Сразу команда: «Потушить костры!», вот тебе и поужинали. Пошли в темноте искать место у Молодечно, где нам приказали занять позиции. На окраине леса окопались, заняли оборону, а через поле от нас уже находились немцы.
На рассвете слышим гул, и дали команду: «Не высовываться! Без команды не стрелять!» Потом смотрим, а на нас 14 танков идут. Но у нас при батальоне было две «сорокапятки» и они как дали залп, два танка сразу задымилось. Дали второй — еще один, тогда они развернулись и ушли обратно.

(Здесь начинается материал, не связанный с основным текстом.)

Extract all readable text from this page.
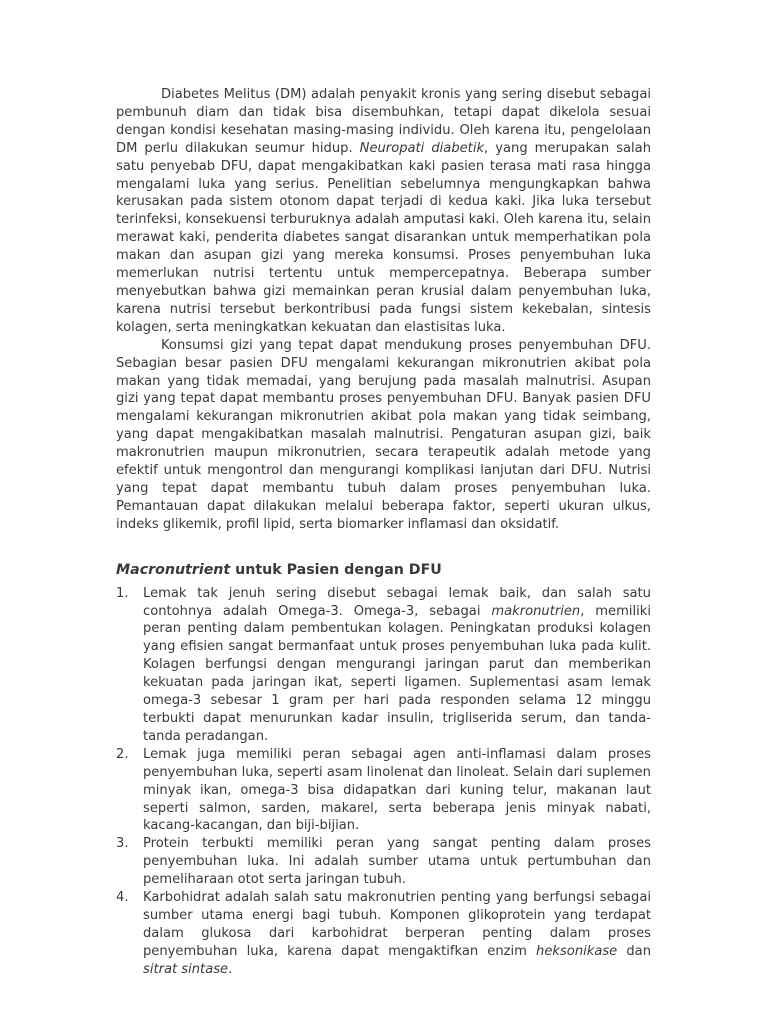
Diabetes Melitus (DM) adalah penyakit kronis yang sering disebut sebagai pembunuh diam dan tidak bisa disembuhkan, tetapi dapat dikelola sesuai dengan kondisi kesehatan masing-masing individu. Oleh karena itu, pengelolaan DM perlu dilakukan seumur hidup. Neuropati diabetik, yang merupakan salah satu penyebab DFU, dapat mengakibatkan kaki pasien terasa mati rasa hingga mengalami luka yang serius. Penelitian sebelumnya mengungkapkan bahwa kerusakan pada sistem otonom dapat terjadi di kedua kaki. Jika luka tersebut terinfeksi, konsekuensi terburuknya adalah amputasi kaki. Oleh karena itu, selain merawat kaki, penderita diabetes sangat disarankan untuk memperhatikan pola makan dan asupan gizi yang mereka konsumsi. Proses penyembuhan luka memerlukan nutrisi tertentu untuk mempercepatnya. Beberapa sumber menyebutkan bahwa gizi memainkan peran krusial dalam penyembuhan luka, karena nutrisi tersebut berkontribusi pada fungsi sistem kekebalan, sintesis kolagen, serta meningkatkan kekuatan dan elastisitas luka.

Konsumsi gizi yang tepat dapat mendukung proses penyembuhan DFU. Sebagian besar pasien DFU mengalami kekurangan mikronutrien akibat pola makan yang tidak memadai, yang berujung pada masalah malnutrisi. Asupan gizi yang tepat dapat membantu proses penyembuhan DFU. Banyak pasien DFU mengalami kekurangan mikronutrien akibat pola makan yang tidak seimbang, yang dapat mengakibatkan masalah malnutrisi. Pengaturan asupan gizi, baik makronutrien maupun mikronutrien, secara terapeutik adalah metode yang efektif untuk mengontrol dan mengurangi komplikasi lanjutan dari DFU. Nutrisi yang tepat dapat membantu tubuh dalam proses penyembuhan luka. Pemantauan dapat dilakukan melalui beberapa faktor, seperti ukuran ulkus, indeks glikemik, profil lipid, serta biomarker inflamasi dan oksidatif.

Macronutrient untuk Pasien dengan DFU
1. Lemak tak jenuh sering disebut sebagai lemak baik, dan salah satu contohnya adalah Omega-3. Omega-3, sebagai makronutrien, memiliki peran penting dalam pembentukan kolagen. Peningkatan produksi kolagen yang efisien sangat bermanfaat untuk proses penyembuhan luka pada kulit. Kolagen berfungsi dengan mengurangi jaringan parut dan memberikan kekuatan pada jaringan ikat, seperti ligamen. Suplementasi asam lemak omega-3 sebesar 1 gram per hari pada responden selama 12 minggu terbukti dapat menurunkan kadar insulin, trigliserida serum, dan tanda-tanda peradangan.
2. Lemak juga memiliki peran sebagai agen anti-inflamasi dalam proses penyembuhan luka, seperti asam linolenat dan linoleat. Selain dari suplemen minyak ikan, omega-3 bisa didapatkan dari kuning telur, makanan laut seperti salmon, sarden, makarel, serta beberapa jenis minyak nabati, kacang-kacangan, dan biji-bijian.
3. Protein terbukti memiliki peran yang sangat penting dalam proses penyembuhan luka. Ini adalah sumber utama untuk pertumbuhan dan pemeliharaan otot serta jaringan tubuh.
4. Karbohidrat adalah salah satu makronutrien penting yang berfungsi sebagai sumber utama energi bagi tubuh. Komponen glikoprotein yang terdapat dalam glukosa dari karbohidrat berperan penting dalam proses penyembuhan luka, karena dapat mengaktifkan enzim heksonikase dan sitrat sintase.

Тут вдруг команда: «Сняться с позиций!» И только мы из этого леса перебрались через поле, как на то самое место, откуда мы только ушли, как налетели самолеты. Аж страшно смотреть туда было. Вот тут мы и поняли, что все, шутки кончились, война — это не игра.
И начались отходы, отходы. Остановимся, дадим бой и опять скорее-скорее отходим. Вот в этих переходах я потерял своего приятеля Васю Егина, с которым мы вместе призывались из Тулы. Он служил в пехоте, и когда мы отходили я его вдруг увидел. А дни жаркие стояли, и Вася, видимо, не сдержался, напился непонятно из какой лужи, и стоит весь мокрый и не может идти. А нас же командиры все время предупреждали: «Не пейте воду! Потерпите!» Я к нему подбежал, тяну за руку: «Вася, айда! Айда, друг!» — «Гриша, не могу.» И мне пришлось его оставить, потому что надо было догонять свою роту, и больше я его не видел и судьбы его не знаю.

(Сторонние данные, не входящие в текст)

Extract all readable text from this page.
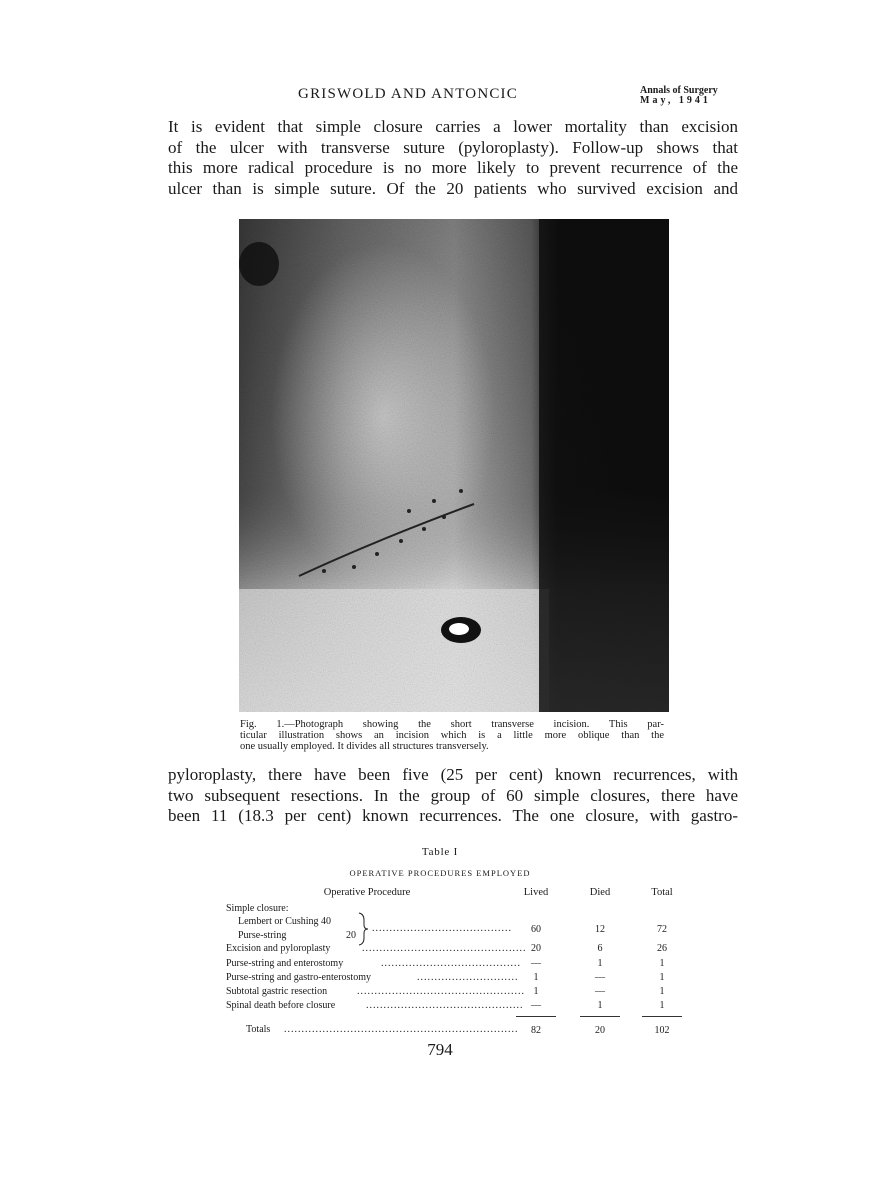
GRISWOLD AND ANTONCIC	Annals of Surgery
May, 1941
It is evident that simple closure carries a lower mortality than excision
of the ulcer with transverse suture (pyloroplasty). Follow-up shows that
this more radical procedure is no more likely to prevent recurrence of the
ulcer than is simple suture. Of the 20 patients who survived excision and
Fig. 1.—Photograph showing the short transverse incision. This par-
ticular illustration shows an incision which is a little more oblique than the
one usually employed. It divides all structures transversely.
pyloroplasty, there have been five (25 per cent) known recurrences, with
two subsequent resections. In the group of 60 simple closures, there have
been 11 (18.3 per cent) known recurrences. The one closure, with gastro-
Table I
OPERATIVE PROCEDURES EMPLOYED
Operative Procedure	Lived	Died	Total
Simple closure:
Lembert or Cushing 40
Purse-string	20
........................................	60	12	72
Excision and pyloroplasty	............................................... 20	6	26
Purse-string and enterostomy	........................................	—	1	1
Purse-string and gastro-enterostomy	.............................	1	—	1
Subtotal gastric resection	................................................ 1	—	1
Spinal death before closure	............................................. —	1	1
Totals ...................................................................	82	20	102
794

Многие ветераны, которые пережили эту горькую долю отступления летом 41-го, признают, что в это время в войсках царил хаос и было много чего неприглядного. Что кругом царила паника и началось чуть ли не повальное дезертирство.
Нет, лично я ничего такого не видел, потому что наша дивизия была кадрового состава и мы все были дисциплинированные солдаты. Конечно, мы были новички, но у нас все было организовано как полагается, без всякой паники. Помню, у местечка Плещеницы дали немцам большой бой. Вот тут у нас появились первые потери — двое раненных.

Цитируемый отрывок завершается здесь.